A note on the calibration numbers: the body-weight, peak-force, and mean-force agreement is partly a reflection of how each device is calibrated. Both PlateMate and Vald are individually calibrated against known reference weights — PlateMate's calibration is performed in-house at CC Athletics, Vald uses its own procedure. So these numbers tell you that the two calibration procedures produce results consistent with each other to a fraction of a percent. From a clinician's standpoint, that's exactly what you want: the same physical event reads the same kilograms on both devices.
What this means for your practice
For CMJ-based assessments: the standard headline numbers a clinician would read off a force-time trace are built from signal characteristics — peaks, time-integrals, threshold crossings, slopes — that this comparison shows agreeing to sub-percent. The choice between PlateMate and Vald ForceDecks is unlikely to change your clinical judgement.
For tracking an athlete over time: stick with the same device throughout. Either device is consistent enough on its own; mixing measurements between devices can introduce small differences (sub-percent) that don't reflect real change in the athlete.
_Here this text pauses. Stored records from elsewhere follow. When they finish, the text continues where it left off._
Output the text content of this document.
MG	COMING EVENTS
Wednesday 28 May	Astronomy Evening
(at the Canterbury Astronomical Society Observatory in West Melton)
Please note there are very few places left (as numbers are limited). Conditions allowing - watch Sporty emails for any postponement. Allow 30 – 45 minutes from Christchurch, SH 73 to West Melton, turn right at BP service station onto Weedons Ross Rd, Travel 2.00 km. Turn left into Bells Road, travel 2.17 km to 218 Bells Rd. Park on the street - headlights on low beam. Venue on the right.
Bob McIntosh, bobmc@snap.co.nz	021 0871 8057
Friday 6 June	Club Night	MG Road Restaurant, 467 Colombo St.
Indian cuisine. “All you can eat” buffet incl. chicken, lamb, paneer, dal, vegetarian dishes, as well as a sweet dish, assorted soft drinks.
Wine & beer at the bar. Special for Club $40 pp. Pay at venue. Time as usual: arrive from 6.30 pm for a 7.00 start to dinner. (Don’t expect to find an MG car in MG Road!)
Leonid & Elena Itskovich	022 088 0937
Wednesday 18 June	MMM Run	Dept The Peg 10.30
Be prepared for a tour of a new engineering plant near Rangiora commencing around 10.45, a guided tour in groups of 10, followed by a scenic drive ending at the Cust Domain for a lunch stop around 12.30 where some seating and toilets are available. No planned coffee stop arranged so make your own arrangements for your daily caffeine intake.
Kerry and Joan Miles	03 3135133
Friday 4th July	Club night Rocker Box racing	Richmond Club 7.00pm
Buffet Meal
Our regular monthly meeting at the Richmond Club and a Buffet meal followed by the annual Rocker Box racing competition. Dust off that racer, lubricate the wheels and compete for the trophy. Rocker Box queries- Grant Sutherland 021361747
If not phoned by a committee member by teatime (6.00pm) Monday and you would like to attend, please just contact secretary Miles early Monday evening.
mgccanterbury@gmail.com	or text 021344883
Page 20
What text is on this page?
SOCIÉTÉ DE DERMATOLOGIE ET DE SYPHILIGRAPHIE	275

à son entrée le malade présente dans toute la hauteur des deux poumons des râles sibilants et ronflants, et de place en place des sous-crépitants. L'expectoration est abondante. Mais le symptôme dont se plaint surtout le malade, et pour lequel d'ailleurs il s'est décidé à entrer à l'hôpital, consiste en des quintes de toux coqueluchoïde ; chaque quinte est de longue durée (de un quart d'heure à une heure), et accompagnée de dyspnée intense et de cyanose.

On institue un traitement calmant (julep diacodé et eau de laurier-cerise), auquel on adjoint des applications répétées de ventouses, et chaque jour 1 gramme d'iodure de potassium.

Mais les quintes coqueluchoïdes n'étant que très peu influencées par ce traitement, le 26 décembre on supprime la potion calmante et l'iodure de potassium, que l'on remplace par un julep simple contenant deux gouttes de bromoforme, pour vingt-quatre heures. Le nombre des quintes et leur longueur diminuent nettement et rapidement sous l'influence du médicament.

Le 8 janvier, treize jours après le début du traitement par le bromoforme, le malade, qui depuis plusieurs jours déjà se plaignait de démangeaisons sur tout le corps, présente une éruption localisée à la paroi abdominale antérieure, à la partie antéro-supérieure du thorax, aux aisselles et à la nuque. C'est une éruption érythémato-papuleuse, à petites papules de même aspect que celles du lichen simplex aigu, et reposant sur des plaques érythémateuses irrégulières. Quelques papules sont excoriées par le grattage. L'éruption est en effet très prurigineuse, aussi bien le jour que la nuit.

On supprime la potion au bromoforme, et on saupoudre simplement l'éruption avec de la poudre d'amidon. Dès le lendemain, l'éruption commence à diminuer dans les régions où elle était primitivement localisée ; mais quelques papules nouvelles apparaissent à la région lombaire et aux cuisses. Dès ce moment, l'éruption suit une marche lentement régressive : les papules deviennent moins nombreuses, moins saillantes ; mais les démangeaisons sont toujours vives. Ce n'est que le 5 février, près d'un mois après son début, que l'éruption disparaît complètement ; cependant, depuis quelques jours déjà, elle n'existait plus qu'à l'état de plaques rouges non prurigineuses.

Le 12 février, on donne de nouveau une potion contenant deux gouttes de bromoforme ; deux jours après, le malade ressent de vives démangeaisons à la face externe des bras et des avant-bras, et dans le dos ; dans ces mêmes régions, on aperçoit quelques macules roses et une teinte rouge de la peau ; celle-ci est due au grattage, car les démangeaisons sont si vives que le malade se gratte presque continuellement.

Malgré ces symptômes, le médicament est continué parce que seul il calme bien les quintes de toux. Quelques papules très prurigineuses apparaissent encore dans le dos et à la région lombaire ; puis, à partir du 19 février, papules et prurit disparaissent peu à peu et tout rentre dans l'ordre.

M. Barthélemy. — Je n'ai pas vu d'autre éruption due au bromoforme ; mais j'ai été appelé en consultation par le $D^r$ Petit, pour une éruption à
What this analysis does not tell you
- We didn't test drop jumps or other hard-impact movements in this blog post.
- We didn't compare left-vs-right foot symmetry. Only the total combined force across both feet was compared.
- One recording, one subject. The agreement we found is consistent with what published force-plate validation studies typically report, but a larger sample would strengthen the conclusion.
- We didn't test absolute calibration accuracy against a traceable reference mass — only that the two devices agree with each other. If both have a small calibration drift in the same direction, this comparison can't reveal it.
Bottom line
For CMJ-based assessment, this comparison supports treating PlateMate as practically equivalent to Vald ForceDecks. The bulk metrics — body weight, peak force, mean force — agree to a fraction of a percent, and the raw point-to-point signals agree to about half a percent after mild low-pass filtering.